Deux délégations nationales (équipe masculine et équipe paralympique) étaient présentes cette semaine du 15 au 19 février 2021 au C.R.E.P.S. de Strasbourg. L’occasion d’aller à la rencontre de Cyrille MARET (- 100 kg), multiple champion de France, multiple médaillé Européen et Mondial (en individuel et en équipe), médaillé de bronze aux J.O. de Rio en 2016. Le Bourguignon d’origine, gravement blessé en octobre dernier (accident de scooter – luxation complète de la hanche avec arrachement ligamentaire), poursuit sa longue rééducation, avec volonté et courage. Et sa présence sur le tatami cette semaine, en kimono de surcroit, est une réelle surprise. Nous avons voulu en savoir plus sur sa préparation et ses objectifs, sachant que pour lui et les Jeux, rien n’est joué. Pour s’y qualifier, il lui faudra faire des résultats et engranger de précieux points s’il veut espérer passer devant son rival dans sa catégorie, Alexandre IDDIR. Le contre la montre est lancé…

Médaillé de bronze à Rio en 2016, Cyrille MARET espère à nouveau participer à l’aventure olympique. Mais la route est encore très longue…

Ton accident a été un choc pour tout le monde.

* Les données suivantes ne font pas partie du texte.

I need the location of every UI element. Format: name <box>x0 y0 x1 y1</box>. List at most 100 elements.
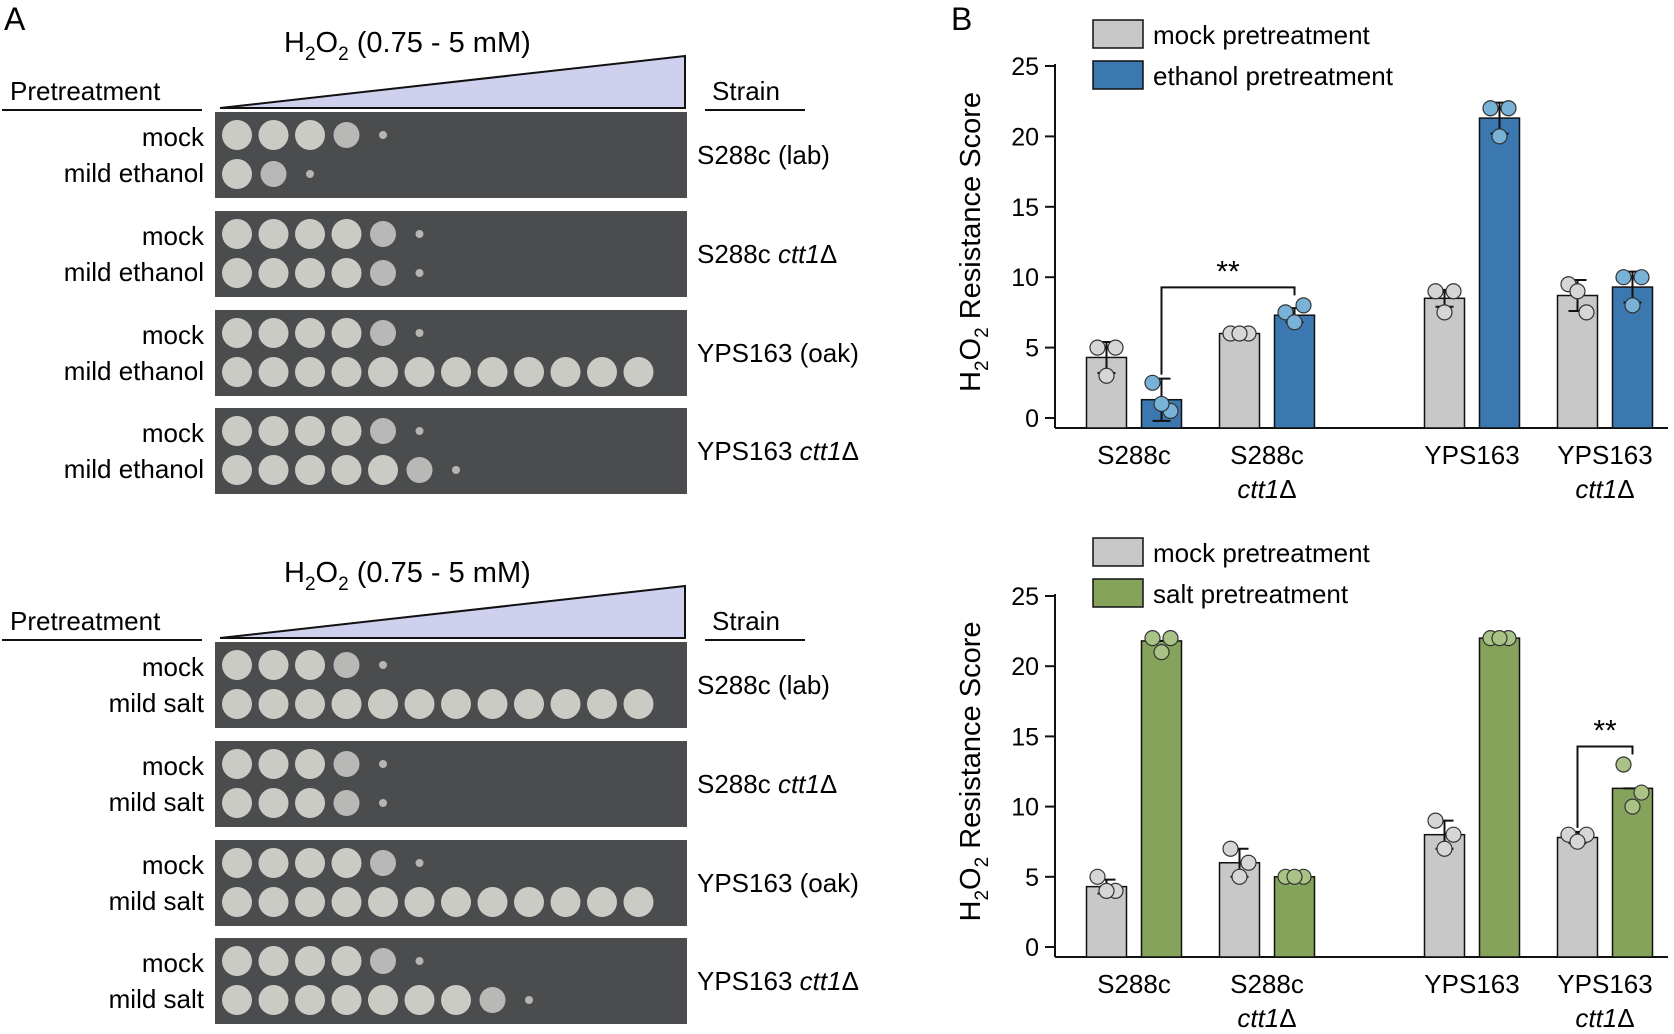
title-rest: (0.75 - 5 mM) <box>349 27 531 59</box>
colony-spot <box>550 887 581 917</box>
y-tick-label: 0 <box>1025 405 1039 433</box>
strain-label: S288c ctt1Δ <box>697 769 837 799</box>
colony-spot <box>258 848 289 878</box>
colony-spot <box>222 455 252 485</box>
colony-spot <box>479 987 506 1013</box>
data-point <box>1098 367 1115 384</box>
data-point <box>1153 395 1170 413</box>
colony-spot <box>258 120 289 150</box>
data-point <box>1578 304 1595 321</box>
gene-name: ctt1 <box>1575 474 1617 504</box>
colony-spot <box>331 318 362 348</box>
y-tick-label: 5 <box>1025 335 1039 363</box>
colony-spot <box>368 985 398 1015</box>
data-point <box>1436 840 1453 857</box>
y-tick-label: 25 <box>1011 53 1039 81</box>
colony-spot <box>295 357 325 387</box>
strain-label: S288c (lab) <box>697 140 830 170</box>
pretreatment-row-label: mild ethanol <box>64 158 204 188</box>
data-point <box>1427 283 1444 300</box>
data-point <box>1240 854 1257 871</box>
y-tick-label: 0 <box>1025 934 1039 962</box>
y-tick-label: 25 <box>1011 583 1039 611</box>
data-point <box>1569 833 1586 850</box>
colony-spot <box>415 427 424 435</box>
strain-name: YPS163 <box>697 966 800 996</box>
colony-spot <box>258 650 289 680</box>
ylabel-o: O <box>955 338 987 361</box>
h2o2-range-title: H2O2 (0.75 - 5 mM) <box>284 27 531 65</box>
data-point <box>1445 826 1462 843</box>
colony-spot <box>623 357 654 387</box>
colony-spot <box>477 357 508 387</box>
ylabel-sub: 2 <box>972 360 993 371</box>
legend-label: mock pretreatment <box>1153 20 1371 50</box>
colony-spot <box>222 318 252 348</box>
colony-spot <box>258 946 289 976</box>
colony-spot <box>441 689 471 719</box>
strain-gene: ctt1 <box>778 769 820 799</box>
bar <box>1478 117 1521 429</box>
bar <box>1218 332 1261 429</box>
colony-spot <box>404 689 435 719</box>
colony-spot <box>331 258 362 288</box>
ylabel-h: H <box>955 901 987 922</box>
colony-spot <box>222 650 252 680</box>
data-point <box>1144 374 1161 391</box>
colony-spot <box>222 985 252 1015</box>
colony-spot <box>222 848 252 878</box>
colony-spot <box>331 689 362 719</box>
legend-swatch <box>1092 19 1144 49</box>
colony-spot <box>333 751 360 777</box>
colony-spot <box>295 416 325 446</box>
strain-gene: ctt1 <box>778 239 820 269</box>
agar-plate <box>215 741 687 827</box>
x-tick-label-gene: ctt1Δ <box>1237 474 1296 504</box>
colony-spot <box>370 260 396 286</box>
strain-delta: Δ <box>820 769 837 799</box>
x-tick-label: S288c <box>1097 969 1171 999</box>
ylabel-rest: Resistance Score <box>955 622 987 857</box>
colony-spot <box>587 689 617 719</box>
data-point <box>1427 812 1444 829</box>
pretreatment-row-label: mock <box>142 320 205 350</box>
colony-spot <box>222 788 252 818</box>
strain-delta: Δ <box>842 966 859 996</box>
data-point <box>1615 269 1632 286</box>
data-point <box>1445 283 1462 300</box>
y-tick-label: 20 <box>1011 653 1039 681</box>
colony-spot <box>331 848 362 878</box>
concentration-wedge <box>219 584 686 639</box>
strain-name: S288c (lab) <box>697 140 830 170</box>
colony-spot <box>222 887 252 917</box>
pretreatment-row-label: mild salt <box>109 984 205 1014</box>
strain-delta: Δ <box>820 239 837 269</box>
data-point <box>1231 868 1248 885</box>
colony-spot <box>331 985 362 1015</box>
colony-spot <box>258 689 289 719</box>
legend-label: mock pretreatment <box>1153 538 1371 568</box>
strain-label: YPS163 (oak) <box>697 868 859 898</box>
title-h: H <box>284 557 305 589</box>
colony-spot <box>415 859 424 867</box>
colony-spot <box>295 650 325 680</box>
colony-spot <box>370 948 396 974</box>
pretreatment-header: Pretreatment <box>10 76 161 106</box>
pretreatment-row-label: mild salt <box>109 886 205 916</box>
colony-spot <box>587 887 617 917</box>
strain-header: Strain <box>712 606 780 636</box>
x-tick-label: YPS163 <box>1424 969 1519 999</box>
gene-name: ctt1 <box>1237 474 1279 504</box>
data-point <box>1286 314 1303 331</box>
significance-bracket <box>1576 745 1634 828</box>
colony-spot <box>379 131 387 139</box>
title-sub: 2 <box>338 574 349 595</box>
strain-gene: ctt1 <box>800 966 842 996</box>
colony-spot <box>222 258 252 288</box>
colony-spot <box>514 357 544 387</box>
colony-spot <box>258 357 289 387</box>
colony-spot <box>331 946 362 976</box>
significance-label: ** <box>1593 714 1617 747</box>
agar-plate <box>215 112 687 198</box>
colony-spot <box>333 122 360 148</box>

Aujourd’hui, on te voit sur un tatami et en kimono, c’est assez inattendu. Où en es-tu actuellement dans ta préparation ?

C.M. : Ma blessure était relativement grave, et il est vrai que je ne pensais pas me retrouver sur un tapis de judo aussi rapidement, sachant que je n’ai lâché les béquilles que début janvier. Ça fait que très peu de temps que j’ai retrouvé l’usage de mes deux appuis. J’ai effectué un très gros travail sur la rééducation avec beaucoup de renforcement musculaire autour de mon articulation (hanche). Cela fait une dizaine de jours que je suis remonté sur le tatami à l’INSEP, sans oppositions mais avec beaucoup de travail d’uchi-komi et nage-komi, avec un peu de ne-waza, des choses que je peux faire aujourd’hui avec une reprise progressive. On a profité des vacances et de l’absence d’entrainement sur l’INSEP pour venir en stage sur Strasbourg. Je suis très agréablement surpris de voir un tapis aussi fourni avec une belle qualité. Nous savions qu’il y avait beaucoup de jeunes ici sur ce Pôle et c’est justement ce que nous sommes venus chercher. C’est une belle surprise et un grand plaisir d’avoir pareil environnement et, pour ma part, dans le cadre de ma reprise, c’est vraiment le top ! J’en profite du coup pour faire quelques confrontations avec les filles dans un travail de mobilité, et avec les garçons pour le sol. Je suis actuellement dans un processus très progressif avec, en ligne de mire, du moins je l’espère, pouvoir combattre sur le prochain Grand Chelem d’Antalya (TURQUIE) début avril. Mais ce sera sur avis médical.

 

Justement, on t’a vu sur de courtes séquences d’opposition, n’hésitant pas à mouiller sérieusement le kimono, en douceur malgré tout. Dans quel état d’esprit te trouves-tu aujourd’hui ?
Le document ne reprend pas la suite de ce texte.